Measurement of ROS in rat aorta
The ROS levels were measured in situ by DHE fluorescent probe, which reacts with ROS and forms ethidium bromide (ETH) that binds to DNA. Fresh cross-sections (10 μm) of frozen aortic arch were incubated with 5 M DHE (37°C, 15 min) in a humidified chamber, then red fluorescence signal was detected with a fluorescence microscope. ROS level was presented as integrated optical density (IOD) per unit area.

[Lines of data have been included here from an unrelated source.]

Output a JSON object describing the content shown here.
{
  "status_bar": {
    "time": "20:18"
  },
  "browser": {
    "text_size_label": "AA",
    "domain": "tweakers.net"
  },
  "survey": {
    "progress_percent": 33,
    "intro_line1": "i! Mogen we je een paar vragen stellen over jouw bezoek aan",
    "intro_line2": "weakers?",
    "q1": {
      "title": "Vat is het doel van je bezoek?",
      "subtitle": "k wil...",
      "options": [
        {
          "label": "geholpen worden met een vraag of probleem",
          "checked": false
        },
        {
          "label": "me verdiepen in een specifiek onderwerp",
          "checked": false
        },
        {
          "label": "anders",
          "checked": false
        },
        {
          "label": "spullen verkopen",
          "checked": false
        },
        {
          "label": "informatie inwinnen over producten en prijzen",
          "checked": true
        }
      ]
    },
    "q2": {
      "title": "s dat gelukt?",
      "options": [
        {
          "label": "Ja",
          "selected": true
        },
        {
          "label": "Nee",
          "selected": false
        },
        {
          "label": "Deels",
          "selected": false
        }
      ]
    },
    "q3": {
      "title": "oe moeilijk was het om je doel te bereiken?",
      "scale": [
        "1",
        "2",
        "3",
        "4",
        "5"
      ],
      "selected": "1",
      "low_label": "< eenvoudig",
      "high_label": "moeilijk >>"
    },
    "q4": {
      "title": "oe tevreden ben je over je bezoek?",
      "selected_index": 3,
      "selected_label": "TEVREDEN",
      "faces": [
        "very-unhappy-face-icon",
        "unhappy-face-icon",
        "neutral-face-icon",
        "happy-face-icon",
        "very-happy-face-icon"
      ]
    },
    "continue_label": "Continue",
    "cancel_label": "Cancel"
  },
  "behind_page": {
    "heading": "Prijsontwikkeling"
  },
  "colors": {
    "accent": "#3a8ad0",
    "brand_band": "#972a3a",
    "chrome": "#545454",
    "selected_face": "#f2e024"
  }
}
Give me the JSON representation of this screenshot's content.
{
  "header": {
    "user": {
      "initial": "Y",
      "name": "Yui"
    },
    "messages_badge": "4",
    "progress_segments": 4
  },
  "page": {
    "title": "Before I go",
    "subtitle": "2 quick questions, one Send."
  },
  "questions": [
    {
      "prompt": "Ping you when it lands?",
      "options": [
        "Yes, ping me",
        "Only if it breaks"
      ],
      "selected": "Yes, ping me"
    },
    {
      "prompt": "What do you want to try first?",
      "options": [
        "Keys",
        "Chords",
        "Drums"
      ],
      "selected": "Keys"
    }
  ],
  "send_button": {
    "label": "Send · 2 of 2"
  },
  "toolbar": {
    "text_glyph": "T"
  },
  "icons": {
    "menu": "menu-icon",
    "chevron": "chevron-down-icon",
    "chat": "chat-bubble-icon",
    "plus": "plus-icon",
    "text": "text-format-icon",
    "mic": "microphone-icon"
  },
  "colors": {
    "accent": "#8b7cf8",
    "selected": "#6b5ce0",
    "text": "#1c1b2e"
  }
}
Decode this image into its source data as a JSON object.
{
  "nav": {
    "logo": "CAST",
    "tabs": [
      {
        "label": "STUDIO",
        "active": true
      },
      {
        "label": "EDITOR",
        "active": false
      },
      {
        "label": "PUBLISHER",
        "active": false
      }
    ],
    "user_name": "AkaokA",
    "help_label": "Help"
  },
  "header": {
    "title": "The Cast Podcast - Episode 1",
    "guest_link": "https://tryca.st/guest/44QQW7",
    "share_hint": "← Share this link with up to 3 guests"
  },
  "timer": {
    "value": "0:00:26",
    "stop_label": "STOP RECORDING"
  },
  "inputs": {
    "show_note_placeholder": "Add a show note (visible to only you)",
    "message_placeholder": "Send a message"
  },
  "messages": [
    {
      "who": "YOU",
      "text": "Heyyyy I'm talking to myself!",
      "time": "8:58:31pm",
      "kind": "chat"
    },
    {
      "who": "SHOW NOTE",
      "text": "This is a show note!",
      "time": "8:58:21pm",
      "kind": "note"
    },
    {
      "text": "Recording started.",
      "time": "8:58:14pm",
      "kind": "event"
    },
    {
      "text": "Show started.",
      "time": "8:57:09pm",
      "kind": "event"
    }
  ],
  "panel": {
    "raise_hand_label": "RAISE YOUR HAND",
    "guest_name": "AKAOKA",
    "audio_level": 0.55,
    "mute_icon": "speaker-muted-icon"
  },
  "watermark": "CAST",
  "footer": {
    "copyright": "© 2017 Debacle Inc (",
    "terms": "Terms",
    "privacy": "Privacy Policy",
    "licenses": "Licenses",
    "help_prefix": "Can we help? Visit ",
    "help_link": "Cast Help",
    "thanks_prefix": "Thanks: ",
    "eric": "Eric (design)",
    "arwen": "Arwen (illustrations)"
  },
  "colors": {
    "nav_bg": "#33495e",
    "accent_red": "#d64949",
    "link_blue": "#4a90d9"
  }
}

Endothelial cell culture and treatment
Bovine aortic endothelial cells (BAECs, No. C-003-5C) were purchased from Health Science Research Resources Bank (Osaka, Japan). BAECs maintained at 37°C in 5% CO2 in Dulbecco’s Modified Eagle’s Medium (DMEM) containing 10% fetal bovine serum. Cells at passages 3–10 were used in this study. For protein expression analysis, confluent cultures were treated with 0.4 μg/mL or 4.0 μg/mL GTPs along with 33 mmol/L glucose in medium (HG group) for 24 h. Cells cultured in 5.5 mmol/L glucose medium were used as controls.
Cell permeability assay
A previously described method was used for the cell permeability assay . Briefly, BAECs were seeded in the upper chambers of 0.4 μm polycarbonate Transwell filters of a 24-well filtration microplate (Whatman Inc., Clifton, USA). Upon confluence, three groups of the cells were treated with HG (high-glucose, 33 mmol/L) and GTP (0, 0.4 and 4.0 μg/mL) for 24 h. The fourth group was treated with HG alone for 23 hours followed by one hour co-treatment with DPI (10 μmol/L), an inhibitor of NADPH oxidase. After treatment, medium was replaced with fresh phenol red-free DMEM in the presence of FITC-dextran (1.0 μmol/L). The filtration microplate was removed after 2 h incubation, and fluorescence in the medium of the 24-well feeder tray was evaluated at 494 nm excitation and 521 nm emission.
Measurement of ROS in BAECs
ROS level was determined using a method previously described . Briefly, 1 × 105 endothelial cells per well were seeded onto a 96-well plate, cultured overnight, then exposed to HG with GTPs (0, 0.4, and 4 μg/mL) for 24 h. After exposure, 10 μmol/L DCFH-DA was added to the culture followed by 30 min incubation in the dark. The fluorescence intensity was measured with excitation wavelength at 488 nm and emission wavelength at 525 nm.
Electrophoresis and immunoblotting
Whole cell extracts were prepared by lysing these cells in extraction buffer (containing 50 mmol/L Tris/HCl, pH 8.0, 150 mmol/L NaCl, 1% Nonidet-P40, 1% sodium deoxycholate, 0.1% SDS, 0.1 mmol/L DTT, 0.05 mmol/L PMSF, 0.002 mg/mL aprotinin, 0.002 mg/mL leupeptin, and 1 mmol/L NaVO3). The protein concentration was quantified with BIO-RAD Dc protein assay reagent (Bio-Rad, Hercules, USA). Sodium dodecyl sulfate-polyacrylamide gel electrophoresis (SDS-PAGE) and immunological blotting were performed according to the method provided by Amersham Biosciences. Immunoreactive bands were detected by an ECL plus Western Blotting Detection System (Amersham Biosciences, Little Chalford, UK) according to manufacturer’s instructions. Protein expression was visualized with a chemiluminescent detection system (Syngen, Cambridge, UK) and analyzed by Gel Pro3.0 software (Biometra, Goettingen, Germany).
Quantitative values were expressed as mean ± SEM and the data were analyzed using one-way ANOVA followed by the Bonferroni post hoc test at α = 0.05. For the statistical analysis, SPSS 14.0 was used.